It has been really good this week to hear Assistant Education Minister David Seymour talking about tackling truancy rates.
The stats are awful. The latest figures, released in December, showed only 46 percent of school pupils attended school more than 90 percent of the time in term 3 2023. In comparison, 63 percent attended in term 3 of 2019, before Covid-19. Students who attend less than 70 percent of the time - known as chronic absenteeism - was 12.6 percent in December. This is higher than in previous years, with Maori and Pacific students over-represented.
The statistics before Covid were average and clearly things have gone further askew since the pandemic, so it’s good to see this is a priority issue for the new Government. Education, after all, is as important to the future of the individual as it is to the future of the country.
Seymour has ideas for how to tackle it. There’s talk of using current legislation to prosecute and fine parents of chronically absent children. That’s one way to clarify a parent’s responsibility - but the judicial system is clogged up already, and will fines be paid?
Seymour also wants schools to report absenteeism weekly rather than each term. More regular data would be useful, but surely monthly is enough? More importantly than frequency is quality of information about why a child is absent.
To fix this problem you need to know the specifics. You need to understand the community and its challenges, and how to reach the parents and children. This is where truancy services come in, so the proposed closer monitoring of what they’re doing is also a step in the right direction.
But truancy is more nuanced than the headlines suggest. It isn’t just about a bunch of neglectful parents who can’t be arsed getting their kids to school.

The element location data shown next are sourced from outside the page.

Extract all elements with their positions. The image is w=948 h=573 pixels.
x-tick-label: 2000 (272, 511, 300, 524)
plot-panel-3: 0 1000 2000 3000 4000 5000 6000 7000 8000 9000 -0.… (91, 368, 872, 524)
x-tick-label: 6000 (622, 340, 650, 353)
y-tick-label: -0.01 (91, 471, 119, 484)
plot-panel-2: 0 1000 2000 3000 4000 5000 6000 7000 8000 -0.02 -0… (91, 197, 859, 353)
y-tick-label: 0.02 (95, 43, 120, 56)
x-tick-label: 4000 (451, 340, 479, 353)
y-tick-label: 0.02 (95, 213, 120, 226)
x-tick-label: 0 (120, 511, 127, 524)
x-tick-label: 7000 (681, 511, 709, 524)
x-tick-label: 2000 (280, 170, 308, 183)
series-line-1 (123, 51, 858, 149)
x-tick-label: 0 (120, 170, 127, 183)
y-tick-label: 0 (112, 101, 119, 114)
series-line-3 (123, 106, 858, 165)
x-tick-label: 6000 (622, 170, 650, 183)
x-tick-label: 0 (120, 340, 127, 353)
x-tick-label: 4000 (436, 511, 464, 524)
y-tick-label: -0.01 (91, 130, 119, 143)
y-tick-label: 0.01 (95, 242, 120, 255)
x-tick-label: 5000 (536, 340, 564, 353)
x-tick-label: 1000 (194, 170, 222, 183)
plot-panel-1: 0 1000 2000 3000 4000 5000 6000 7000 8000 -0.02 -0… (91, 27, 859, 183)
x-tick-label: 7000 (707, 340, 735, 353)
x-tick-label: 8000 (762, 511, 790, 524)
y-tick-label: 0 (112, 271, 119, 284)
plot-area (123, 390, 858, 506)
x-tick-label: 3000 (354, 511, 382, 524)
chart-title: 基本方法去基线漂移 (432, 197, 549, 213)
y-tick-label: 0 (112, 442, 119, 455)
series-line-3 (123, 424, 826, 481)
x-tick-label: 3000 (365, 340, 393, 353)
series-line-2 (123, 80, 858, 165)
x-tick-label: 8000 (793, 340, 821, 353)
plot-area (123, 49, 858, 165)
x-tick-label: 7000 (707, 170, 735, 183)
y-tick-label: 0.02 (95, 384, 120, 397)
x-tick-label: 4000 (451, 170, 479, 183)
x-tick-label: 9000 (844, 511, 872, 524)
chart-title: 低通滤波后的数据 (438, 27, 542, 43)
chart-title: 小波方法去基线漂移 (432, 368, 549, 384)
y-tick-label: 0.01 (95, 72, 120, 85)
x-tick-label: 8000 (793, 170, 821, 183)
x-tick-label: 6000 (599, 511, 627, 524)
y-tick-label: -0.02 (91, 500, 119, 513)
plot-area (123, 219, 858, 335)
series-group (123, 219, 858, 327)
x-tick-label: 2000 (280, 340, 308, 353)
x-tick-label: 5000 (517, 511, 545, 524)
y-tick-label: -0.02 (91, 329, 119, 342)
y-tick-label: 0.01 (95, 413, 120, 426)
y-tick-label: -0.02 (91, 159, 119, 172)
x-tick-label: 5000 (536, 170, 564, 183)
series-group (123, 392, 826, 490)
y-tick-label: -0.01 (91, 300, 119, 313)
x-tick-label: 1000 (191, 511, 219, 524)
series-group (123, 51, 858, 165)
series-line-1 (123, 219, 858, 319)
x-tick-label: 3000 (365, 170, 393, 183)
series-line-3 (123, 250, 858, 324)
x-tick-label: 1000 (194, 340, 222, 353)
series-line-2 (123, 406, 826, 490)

There are also parents who don’t feel they can send their children to school until they’ve managed to buy the uniforms and stationary. One Rotorua intermediate school trialed using their operational funding to provide free uniforms and stationery. The improvement in attendance at the beginning of the year was so good, the school is prepared to do it again.

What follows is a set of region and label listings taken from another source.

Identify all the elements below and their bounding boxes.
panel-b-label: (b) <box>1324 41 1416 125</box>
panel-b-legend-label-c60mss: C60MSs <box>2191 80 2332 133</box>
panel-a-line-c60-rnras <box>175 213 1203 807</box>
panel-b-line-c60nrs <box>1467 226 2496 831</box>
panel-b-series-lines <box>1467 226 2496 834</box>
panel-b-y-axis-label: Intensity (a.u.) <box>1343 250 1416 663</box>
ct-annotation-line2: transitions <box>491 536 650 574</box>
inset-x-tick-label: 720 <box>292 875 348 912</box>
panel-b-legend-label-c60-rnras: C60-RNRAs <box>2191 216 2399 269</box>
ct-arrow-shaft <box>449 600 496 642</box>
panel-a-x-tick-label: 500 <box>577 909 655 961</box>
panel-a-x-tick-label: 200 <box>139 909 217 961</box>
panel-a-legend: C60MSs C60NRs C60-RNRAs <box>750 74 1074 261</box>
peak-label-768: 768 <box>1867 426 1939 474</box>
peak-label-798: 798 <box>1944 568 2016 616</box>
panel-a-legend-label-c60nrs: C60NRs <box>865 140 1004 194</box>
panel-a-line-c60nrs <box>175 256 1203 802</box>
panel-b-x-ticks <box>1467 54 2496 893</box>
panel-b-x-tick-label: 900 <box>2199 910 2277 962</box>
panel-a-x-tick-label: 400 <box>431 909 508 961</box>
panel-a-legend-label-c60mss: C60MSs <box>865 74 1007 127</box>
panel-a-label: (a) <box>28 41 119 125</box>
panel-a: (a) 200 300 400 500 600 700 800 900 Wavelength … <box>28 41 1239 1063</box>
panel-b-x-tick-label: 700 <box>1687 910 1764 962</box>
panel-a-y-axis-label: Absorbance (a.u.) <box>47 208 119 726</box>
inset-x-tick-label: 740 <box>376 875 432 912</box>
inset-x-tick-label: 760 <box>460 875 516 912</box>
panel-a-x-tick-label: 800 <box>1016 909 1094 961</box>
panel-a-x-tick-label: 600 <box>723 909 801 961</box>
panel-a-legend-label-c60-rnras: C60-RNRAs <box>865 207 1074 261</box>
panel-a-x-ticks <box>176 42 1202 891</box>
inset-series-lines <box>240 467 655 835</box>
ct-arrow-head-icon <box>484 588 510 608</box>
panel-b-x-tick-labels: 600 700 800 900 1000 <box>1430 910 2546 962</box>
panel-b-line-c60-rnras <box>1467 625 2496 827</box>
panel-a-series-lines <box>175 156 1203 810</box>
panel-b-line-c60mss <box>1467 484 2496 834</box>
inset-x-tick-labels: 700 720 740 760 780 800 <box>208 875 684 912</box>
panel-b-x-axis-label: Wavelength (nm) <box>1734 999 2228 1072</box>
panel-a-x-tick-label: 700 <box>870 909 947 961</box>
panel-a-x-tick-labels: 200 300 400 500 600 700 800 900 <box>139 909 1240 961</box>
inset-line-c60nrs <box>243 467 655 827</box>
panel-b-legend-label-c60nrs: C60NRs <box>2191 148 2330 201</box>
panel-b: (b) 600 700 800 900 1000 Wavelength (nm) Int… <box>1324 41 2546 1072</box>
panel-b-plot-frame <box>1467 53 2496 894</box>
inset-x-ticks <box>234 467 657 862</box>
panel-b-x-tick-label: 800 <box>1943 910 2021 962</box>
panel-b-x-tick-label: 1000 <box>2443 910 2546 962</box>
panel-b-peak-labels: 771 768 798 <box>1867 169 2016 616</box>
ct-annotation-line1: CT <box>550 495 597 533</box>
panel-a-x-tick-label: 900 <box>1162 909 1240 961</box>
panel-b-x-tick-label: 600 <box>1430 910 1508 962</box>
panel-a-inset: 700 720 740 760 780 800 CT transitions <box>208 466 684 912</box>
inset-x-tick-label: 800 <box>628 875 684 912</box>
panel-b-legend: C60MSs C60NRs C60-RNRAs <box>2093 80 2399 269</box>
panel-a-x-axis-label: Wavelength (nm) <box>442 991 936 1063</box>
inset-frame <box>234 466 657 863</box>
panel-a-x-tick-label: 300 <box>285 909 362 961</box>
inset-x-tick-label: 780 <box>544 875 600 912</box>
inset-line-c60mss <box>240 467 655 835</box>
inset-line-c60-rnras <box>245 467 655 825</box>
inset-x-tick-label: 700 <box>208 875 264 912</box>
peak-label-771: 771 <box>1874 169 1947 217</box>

Then there are teenagers having to decide if they’ll get an education or help put food on the family table. This is not a decision teenagers should face, but it’s a reality. Just this week, The Child Poverty Action Group released a report stating around 15,000 teenagers are working between 20-50 hours a week to help support their families.
We’ve also seen a rise in mental health issues post-Covid. Often, children suffering from acute anxiety and depression want to go to school but simply can’t. It’s hard and takes too long for families to get into the health system to access support they need, and many students are falling through the cracks.

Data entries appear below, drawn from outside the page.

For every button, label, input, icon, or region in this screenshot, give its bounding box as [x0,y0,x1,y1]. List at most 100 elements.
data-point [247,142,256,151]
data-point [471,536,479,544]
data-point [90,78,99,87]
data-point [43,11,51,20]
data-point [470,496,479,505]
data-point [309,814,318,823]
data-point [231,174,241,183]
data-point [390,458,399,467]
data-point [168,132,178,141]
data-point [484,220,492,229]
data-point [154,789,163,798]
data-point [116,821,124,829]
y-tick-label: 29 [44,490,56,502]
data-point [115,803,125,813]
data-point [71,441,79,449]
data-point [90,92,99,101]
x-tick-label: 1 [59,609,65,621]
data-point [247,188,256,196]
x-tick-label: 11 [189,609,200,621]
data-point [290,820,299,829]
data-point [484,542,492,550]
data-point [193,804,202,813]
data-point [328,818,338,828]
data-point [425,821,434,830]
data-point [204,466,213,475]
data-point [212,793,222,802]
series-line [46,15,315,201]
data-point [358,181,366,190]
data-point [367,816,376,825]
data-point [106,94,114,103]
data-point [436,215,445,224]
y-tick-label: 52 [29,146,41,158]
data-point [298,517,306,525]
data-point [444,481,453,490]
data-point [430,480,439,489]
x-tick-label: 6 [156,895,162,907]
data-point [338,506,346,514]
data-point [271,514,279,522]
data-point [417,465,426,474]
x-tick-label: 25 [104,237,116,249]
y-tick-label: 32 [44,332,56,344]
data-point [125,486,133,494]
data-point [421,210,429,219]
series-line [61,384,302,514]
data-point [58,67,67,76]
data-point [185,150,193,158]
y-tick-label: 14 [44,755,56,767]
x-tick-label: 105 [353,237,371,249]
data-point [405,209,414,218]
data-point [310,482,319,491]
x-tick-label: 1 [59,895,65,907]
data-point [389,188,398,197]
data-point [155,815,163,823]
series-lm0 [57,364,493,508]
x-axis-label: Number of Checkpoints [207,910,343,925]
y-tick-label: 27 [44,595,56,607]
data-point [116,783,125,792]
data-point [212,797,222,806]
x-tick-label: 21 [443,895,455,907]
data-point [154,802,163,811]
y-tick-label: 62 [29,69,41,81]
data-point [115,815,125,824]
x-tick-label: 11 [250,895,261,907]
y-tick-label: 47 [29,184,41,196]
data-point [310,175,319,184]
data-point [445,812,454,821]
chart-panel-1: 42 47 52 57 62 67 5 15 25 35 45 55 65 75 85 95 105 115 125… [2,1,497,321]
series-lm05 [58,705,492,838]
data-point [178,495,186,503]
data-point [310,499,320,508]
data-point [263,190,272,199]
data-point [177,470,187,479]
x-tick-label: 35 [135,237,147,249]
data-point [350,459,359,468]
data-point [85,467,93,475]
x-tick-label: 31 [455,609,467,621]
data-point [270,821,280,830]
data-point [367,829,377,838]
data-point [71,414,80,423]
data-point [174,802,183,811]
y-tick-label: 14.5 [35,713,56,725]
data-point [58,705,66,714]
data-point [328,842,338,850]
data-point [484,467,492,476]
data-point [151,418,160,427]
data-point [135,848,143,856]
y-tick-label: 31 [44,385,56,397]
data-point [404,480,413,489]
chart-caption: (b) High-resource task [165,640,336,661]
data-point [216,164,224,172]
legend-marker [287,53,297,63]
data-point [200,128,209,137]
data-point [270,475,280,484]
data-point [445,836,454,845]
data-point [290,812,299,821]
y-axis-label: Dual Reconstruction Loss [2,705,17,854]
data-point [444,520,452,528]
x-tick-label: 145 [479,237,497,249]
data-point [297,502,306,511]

It’s the same for the neurodiversity. 1 in 5 youngsters in New Zealand are neurodivergent. So why aren’t we prioritizing getting children diagnosed for learning disabilities? There is no reason why those children can’t with a little extra help get a good education. Prison stats shows over 57 percent of male prisoners in New Zealand have dyslexia. Get it sorted early. Give the kid some hope, and keep them in school.
So I applaud David Seymour for getting serious about truancy – but let’s hope that he’s prepared to deal with the wide spectrum of issues facing our children and adolescents which prevent them from getting a decent education. It won’t be solved with just a big stick.